Hinweise für Reisen in den Iran

Visum: Für Reisen in den Iran wird ein Visum benötigt. Dieses kann von Iran Doostan Tours, Teheran, für Sie beantragt werden und wird auf Basis  der Visum-Referenznummer bei der iranischen Botschaft in Berlin oder den Konsulaten in Frankfurt oder Hamburg in den Reisepass eingetragen.

Die Voraussetzung für die Visum-Referenznummer ist, dass Sie die Passdaten an Iran Doostan Tours durchgeben und zusätzlich eine (möglichst vergrößerte) Kopie der Pass-Seite mit den Grunddaten an Iran Doostan Tours senden, da diese bei der Antragsstellung von den iranischen Passbehörden in Teheran verlangt wird.

Nach Erteilen der Referenznummer, die Ihnen von Iran Doostan Tours mitgeteilt wird, müssen Sie den Reispass mit einem Passfoto und Antragsformular bei der Iranischen Botschaft bzw. den Konsulaten einreichen.

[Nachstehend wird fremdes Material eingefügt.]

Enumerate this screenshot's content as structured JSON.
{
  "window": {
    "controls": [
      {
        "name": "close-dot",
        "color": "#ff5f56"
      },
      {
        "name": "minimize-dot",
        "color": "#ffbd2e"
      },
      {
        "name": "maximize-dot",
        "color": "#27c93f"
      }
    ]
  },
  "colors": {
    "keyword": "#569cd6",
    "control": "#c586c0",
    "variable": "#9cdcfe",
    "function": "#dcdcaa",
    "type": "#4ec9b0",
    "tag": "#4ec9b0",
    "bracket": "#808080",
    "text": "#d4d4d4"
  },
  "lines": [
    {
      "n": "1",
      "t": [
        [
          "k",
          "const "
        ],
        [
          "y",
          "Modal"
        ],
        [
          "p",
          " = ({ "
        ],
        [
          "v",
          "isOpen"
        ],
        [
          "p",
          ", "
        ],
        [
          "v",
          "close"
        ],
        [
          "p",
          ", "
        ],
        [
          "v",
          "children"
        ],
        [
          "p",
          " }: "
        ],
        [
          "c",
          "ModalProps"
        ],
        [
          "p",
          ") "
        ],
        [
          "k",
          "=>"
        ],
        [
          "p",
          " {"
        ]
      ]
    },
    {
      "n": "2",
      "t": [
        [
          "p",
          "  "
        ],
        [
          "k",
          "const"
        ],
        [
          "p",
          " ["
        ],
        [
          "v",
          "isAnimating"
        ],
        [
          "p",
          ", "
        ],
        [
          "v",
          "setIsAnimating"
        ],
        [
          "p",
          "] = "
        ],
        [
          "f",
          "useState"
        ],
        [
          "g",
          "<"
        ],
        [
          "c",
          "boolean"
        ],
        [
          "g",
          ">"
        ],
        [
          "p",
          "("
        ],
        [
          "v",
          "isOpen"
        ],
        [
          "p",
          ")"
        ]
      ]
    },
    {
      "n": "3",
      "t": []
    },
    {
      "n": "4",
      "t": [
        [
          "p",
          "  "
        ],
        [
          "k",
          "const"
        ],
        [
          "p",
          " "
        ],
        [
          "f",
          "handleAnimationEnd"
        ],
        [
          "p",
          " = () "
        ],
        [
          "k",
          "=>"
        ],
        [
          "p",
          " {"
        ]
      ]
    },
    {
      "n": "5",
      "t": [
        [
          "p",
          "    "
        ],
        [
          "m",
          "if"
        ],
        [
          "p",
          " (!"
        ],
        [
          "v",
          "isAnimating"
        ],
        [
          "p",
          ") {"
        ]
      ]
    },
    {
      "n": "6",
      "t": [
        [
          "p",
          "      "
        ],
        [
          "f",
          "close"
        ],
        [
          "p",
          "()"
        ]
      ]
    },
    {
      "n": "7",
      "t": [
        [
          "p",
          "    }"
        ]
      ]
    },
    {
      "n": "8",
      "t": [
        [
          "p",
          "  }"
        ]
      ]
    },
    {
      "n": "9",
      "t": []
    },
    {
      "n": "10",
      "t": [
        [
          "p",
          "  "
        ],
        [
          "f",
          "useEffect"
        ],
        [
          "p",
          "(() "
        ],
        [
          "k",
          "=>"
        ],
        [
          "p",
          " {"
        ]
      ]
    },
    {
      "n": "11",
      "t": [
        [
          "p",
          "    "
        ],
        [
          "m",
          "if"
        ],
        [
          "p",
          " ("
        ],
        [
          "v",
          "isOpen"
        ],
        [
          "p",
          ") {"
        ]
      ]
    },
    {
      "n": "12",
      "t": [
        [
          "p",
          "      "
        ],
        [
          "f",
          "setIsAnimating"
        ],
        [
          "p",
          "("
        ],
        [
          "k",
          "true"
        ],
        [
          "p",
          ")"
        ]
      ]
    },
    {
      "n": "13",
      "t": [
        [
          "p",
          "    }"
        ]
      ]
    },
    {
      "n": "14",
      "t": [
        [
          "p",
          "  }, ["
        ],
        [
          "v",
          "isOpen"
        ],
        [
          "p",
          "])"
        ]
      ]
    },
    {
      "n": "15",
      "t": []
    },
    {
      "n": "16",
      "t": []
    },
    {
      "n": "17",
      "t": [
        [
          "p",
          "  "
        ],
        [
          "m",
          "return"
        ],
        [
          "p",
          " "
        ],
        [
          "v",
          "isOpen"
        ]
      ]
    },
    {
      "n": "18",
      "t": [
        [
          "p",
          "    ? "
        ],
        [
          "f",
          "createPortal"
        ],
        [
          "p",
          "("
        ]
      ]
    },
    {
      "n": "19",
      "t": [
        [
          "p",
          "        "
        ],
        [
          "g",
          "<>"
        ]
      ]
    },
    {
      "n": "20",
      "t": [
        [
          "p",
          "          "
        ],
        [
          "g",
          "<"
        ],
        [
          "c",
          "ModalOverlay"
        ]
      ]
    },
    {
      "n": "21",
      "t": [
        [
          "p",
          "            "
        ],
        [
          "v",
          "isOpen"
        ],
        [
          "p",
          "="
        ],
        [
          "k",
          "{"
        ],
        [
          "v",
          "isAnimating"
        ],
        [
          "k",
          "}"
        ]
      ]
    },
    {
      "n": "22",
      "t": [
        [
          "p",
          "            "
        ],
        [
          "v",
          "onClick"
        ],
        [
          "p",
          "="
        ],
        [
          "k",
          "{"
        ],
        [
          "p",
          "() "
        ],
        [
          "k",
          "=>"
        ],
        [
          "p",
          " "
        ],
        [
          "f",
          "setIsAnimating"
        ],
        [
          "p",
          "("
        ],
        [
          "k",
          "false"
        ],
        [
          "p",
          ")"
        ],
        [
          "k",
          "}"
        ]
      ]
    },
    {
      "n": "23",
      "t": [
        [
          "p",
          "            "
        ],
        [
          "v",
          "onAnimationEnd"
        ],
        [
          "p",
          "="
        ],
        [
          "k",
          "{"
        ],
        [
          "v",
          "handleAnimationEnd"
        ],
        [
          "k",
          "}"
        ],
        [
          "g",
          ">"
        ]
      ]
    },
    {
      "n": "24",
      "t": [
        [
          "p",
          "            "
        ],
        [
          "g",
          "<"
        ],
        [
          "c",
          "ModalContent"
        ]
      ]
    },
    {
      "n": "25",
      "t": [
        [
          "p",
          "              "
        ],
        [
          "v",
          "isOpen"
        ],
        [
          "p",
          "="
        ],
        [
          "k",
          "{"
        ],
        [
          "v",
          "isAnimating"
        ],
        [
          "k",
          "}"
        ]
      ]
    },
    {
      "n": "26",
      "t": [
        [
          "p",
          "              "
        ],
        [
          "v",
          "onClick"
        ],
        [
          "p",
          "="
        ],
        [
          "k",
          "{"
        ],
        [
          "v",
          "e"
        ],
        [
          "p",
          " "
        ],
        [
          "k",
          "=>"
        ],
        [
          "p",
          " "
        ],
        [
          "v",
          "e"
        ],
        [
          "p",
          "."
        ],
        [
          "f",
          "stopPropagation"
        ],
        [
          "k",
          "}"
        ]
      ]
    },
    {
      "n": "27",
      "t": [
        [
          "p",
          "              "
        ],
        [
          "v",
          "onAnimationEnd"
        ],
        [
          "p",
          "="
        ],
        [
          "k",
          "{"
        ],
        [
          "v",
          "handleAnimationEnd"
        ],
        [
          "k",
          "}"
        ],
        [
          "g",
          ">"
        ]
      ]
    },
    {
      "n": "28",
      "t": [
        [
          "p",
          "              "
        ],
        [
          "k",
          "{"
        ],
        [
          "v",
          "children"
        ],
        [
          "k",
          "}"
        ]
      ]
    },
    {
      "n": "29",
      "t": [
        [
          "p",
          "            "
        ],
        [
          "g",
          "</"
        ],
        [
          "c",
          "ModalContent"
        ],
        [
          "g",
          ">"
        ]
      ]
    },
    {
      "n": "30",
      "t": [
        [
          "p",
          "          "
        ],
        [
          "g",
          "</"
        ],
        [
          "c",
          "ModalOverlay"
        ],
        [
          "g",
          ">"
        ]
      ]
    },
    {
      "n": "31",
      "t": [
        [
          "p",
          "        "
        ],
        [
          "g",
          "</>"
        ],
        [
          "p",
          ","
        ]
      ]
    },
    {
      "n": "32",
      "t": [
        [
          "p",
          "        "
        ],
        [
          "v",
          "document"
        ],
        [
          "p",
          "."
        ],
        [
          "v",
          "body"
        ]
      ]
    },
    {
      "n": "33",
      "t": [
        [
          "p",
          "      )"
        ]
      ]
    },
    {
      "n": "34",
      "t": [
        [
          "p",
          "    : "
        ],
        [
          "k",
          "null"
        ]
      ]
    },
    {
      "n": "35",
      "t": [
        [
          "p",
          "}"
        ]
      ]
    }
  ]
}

Das erforderliche Antragsformular können Sie von der Website der Iranischen Botschaft oder dem betreffenden Konsulat herunterladen. Die Visumskosten beliefen sich im März 2008 auf ca. Euro 60,--. Nach dem Eintrag des Visums muss die Reise innerhalb von 3 Monaten angetreten werden.
Der Reisepass muss 6 Monate über das Reiseende hinaus gültig sein.

 

Beste Reisezeiten: Ende März bis Anfang Juni und September bis Anfang November.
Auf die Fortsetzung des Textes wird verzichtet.